Captain A.J.Huntoon meets the Enemy

 "The earth is covered thick with other clay,
 Which her own clay shall cover, heaped and pent,
 Rider and horse, - friend, foe, - in one red burial blent."
                                                                 Lord Byron 

 The yard in front of the Boston Adams Place filled with the men from the 2nd. KSM as October 22nd. 1864 drew to a close.    They were cold and hungry but not yet defeated as they pondered their fate that night and most of the men in the yard were uninjured with the exception of a few of the men of Topeka Battery who were brought there to be tended to by their comrades.  They tried to keep warm around campfires that were fed by the Confederate Provost Guard, who used fence-boards to fuel the flames and kept a constant watch over their prisoners as they had been instructed to by Brigadier General Jo Shelby.   The ranking member of the KSM taken prisoner was Captain A.J.Huntoon of Co. B and he was quickly taken to General Shelby, who directed him brought inside to meet with the Confederate Commander, General Sterling Price.
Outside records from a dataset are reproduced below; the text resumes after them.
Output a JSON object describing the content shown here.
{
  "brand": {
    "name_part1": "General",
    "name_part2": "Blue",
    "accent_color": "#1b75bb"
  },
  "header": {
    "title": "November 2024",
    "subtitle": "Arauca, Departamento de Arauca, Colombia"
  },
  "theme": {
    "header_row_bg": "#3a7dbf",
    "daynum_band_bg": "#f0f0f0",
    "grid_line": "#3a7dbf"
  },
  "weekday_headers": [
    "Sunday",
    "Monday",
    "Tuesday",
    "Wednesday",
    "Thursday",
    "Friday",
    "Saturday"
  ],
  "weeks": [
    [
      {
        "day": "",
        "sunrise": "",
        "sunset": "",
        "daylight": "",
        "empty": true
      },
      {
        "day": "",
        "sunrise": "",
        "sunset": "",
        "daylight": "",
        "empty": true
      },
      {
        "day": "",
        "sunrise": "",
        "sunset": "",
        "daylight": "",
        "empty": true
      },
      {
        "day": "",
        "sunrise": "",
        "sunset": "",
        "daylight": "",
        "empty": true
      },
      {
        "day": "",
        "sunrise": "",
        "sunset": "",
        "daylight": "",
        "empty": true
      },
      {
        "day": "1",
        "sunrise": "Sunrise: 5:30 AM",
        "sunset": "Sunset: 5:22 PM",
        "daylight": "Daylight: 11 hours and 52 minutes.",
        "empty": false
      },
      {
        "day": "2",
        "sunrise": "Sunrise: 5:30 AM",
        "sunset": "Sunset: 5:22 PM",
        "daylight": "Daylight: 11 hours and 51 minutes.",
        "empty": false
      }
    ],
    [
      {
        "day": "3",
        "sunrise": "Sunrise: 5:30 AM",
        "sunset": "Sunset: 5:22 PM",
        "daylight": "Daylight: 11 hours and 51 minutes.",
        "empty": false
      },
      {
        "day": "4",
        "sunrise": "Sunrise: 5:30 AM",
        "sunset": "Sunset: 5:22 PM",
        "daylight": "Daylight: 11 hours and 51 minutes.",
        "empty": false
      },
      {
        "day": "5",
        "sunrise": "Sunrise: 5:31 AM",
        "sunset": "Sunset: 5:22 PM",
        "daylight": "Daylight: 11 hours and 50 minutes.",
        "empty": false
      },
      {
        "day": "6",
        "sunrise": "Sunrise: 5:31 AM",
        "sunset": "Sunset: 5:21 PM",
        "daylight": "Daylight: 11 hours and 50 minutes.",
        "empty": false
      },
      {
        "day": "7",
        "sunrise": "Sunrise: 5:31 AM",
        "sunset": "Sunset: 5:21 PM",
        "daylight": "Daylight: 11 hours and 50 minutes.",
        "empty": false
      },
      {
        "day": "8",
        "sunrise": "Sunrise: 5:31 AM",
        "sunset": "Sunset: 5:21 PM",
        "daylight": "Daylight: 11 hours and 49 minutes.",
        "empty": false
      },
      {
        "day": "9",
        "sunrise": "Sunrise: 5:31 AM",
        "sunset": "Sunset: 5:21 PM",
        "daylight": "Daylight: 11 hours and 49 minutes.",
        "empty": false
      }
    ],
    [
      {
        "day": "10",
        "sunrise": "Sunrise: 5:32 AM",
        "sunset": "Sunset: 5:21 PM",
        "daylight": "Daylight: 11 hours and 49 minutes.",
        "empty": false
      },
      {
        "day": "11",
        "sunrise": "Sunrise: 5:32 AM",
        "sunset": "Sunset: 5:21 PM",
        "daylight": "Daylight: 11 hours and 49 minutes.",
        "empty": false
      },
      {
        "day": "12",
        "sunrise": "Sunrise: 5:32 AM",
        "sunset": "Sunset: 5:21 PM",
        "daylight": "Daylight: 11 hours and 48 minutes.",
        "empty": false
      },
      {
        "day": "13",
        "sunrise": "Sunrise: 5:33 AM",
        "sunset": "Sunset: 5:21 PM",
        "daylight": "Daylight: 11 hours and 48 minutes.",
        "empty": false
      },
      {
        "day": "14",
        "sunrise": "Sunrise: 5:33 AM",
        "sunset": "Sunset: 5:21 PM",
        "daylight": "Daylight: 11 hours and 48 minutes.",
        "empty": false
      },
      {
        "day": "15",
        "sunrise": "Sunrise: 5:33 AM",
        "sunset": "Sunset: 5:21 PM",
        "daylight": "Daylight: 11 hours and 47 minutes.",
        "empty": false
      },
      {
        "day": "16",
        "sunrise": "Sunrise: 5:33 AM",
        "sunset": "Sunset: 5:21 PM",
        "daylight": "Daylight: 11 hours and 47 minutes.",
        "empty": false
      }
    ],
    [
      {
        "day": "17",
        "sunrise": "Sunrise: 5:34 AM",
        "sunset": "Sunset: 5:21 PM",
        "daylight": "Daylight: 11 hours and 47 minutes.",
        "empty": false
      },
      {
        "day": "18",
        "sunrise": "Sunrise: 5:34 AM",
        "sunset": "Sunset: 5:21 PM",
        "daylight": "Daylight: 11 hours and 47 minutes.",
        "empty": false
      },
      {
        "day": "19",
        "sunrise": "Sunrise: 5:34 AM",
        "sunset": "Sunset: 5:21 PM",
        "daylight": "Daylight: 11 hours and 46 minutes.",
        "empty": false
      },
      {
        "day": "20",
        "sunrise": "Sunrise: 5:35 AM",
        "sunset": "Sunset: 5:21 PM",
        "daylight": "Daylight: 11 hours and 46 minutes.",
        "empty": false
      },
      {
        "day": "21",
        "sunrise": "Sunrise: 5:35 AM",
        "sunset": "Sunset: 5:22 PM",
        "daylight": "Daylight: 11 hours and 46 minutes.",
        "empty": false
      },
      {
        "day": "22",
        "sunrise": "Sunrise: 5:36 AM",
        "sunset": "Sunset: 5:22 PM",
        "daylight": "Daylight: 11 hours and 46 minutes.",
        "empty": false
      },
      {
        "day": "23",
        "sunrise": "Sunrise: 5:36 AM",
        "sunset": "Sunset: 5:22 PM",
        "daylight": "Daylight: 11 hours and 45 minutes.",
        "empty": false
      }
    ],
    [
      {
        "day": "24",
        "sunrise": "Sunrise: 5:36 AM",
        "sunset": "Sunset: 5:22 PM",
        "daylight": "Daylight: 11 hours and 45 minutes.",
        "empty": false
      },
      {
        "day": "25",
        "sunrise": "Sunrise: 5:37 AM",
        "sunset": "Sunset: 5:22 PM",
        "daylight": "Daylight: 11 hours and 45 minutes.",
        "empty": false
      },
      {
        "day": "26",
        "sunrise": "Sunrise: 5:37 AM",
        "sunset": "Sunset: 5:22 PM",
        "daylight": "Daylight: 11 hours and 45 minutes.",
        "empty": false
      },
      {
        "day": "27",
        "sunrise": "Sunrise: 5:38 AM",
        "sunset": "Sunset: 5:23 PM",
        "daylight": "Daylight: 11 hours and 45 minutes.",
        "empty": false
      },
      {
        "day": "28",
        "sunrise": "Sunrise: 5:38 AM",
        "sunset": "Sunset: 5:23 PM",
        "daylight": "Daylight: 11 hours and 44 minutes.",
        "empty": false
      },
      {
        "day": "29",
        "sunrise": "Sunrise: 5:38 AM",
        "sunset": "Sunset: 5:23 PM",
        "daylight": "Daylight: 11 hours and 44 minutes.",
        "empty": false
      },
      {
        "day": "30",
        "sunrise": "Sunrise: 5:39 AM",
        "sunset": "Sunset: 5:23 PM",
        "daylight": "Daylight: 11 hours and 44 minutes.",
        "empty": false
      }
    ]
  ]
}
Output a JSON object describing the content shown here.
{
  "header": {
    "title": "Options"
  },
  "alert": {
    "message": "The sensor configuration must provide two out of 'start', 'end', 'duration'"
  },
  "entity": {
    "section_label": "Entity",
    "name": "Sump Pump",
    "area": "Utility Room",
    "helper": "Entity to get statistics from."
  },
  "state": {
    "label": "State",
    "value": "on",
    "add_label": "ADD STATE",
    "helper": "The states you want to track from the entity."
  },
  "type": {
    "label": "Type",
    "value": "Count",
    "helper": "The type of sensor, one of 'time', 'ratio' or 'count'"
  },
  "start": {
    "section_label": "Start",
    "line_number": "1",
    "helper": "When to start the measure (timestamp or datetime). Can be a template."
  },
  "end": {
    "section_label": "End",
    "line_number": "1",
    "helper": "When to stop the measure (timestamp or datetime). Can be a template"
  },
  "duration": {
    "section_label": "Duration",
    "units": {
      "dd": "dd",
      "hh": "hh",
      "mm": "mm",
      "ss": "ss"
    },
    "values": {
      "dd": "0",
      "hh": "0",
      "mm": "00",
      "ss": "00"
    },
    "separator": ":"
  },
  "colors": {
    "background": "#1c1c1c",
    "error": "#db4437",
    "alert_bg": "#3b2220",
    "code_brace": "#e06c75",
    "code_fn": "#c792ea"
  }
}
General Price immediately began to question Captain Huntoon about the force that had engaged his men that afternoon but doubted the veracity of Captain Huntoon's statement that that it was a battalion of Kansas Militia.  He seemed to believe that they were veteran soldiers and that Captain Huntoon must have a motive for lying.   The Captain went on to tell General Price that the entire Militia of the State had been ordered out and there were about 30,000 of them.  (The latter being a lie; Captain Huntoon knew only that there were about thirty regiments in the militia organization.)  The questioning continued for about half an hour before General Price ordered the Captain back out into the yard with the other prisoners.
     A steady stream of injured Rebel soldiers were brought into the house for treatment of their wounds and about midnight someone came out into the yard and asked if anyone of the captives was a surgeon in the Federal Army.  Captain Huntoon replied that he was a doctor in his hometown and was told that there was a prisoner inside who wanted to see him.  He found this man to be John Branner from Topeka Battery who had been shot in both arms.  The Confederate doctor had wanted to amputate one of the arms but Captain Huntoon examined the arm and was able to save it, despite the shortage of medical supplies.  At about 2:00 A.M. Captain Huntoon heard a Rebel Officer call for the Commander of the Union gun to be brought in for treatment; someone had remembered Ross Burns of Topeka Battery and perhaps due to the way he comported himself during the previous day’s battle, his fractured skull was treated and his life spared.  Captain Huntoon spent the rest of the night taking care of the wounded from both sides before being released to the Provost Guard at daybreak.  The Captain later reported that at least 20 Rebels died that night and there were 50 more still remaining.   
   The men of the 2nd had watched the movement of the huge Rebel wagon train all night and now at dawn they were assembled at the rear of this behemoth as it prepared to travel south.*  Without any of food or water since their capture and with many of them wearing no shoes and inadequate clothing, they were preparing to make a journey which would test their mortal souls – a journey which would also coincide with the largest battle of the War fought on Kansas soil and a journey few of them would ever want to recall as long as they lived.

 *This is an inaccurate statement.  In fact, the wagon train of General Price never crossed at Byrom's Ford but had turned south towards Hickman's Mills, away from the Federal Army and where the river crossing was easier .  What the prisoners had seen and heard was the Rebel Army organizing for the coming battle.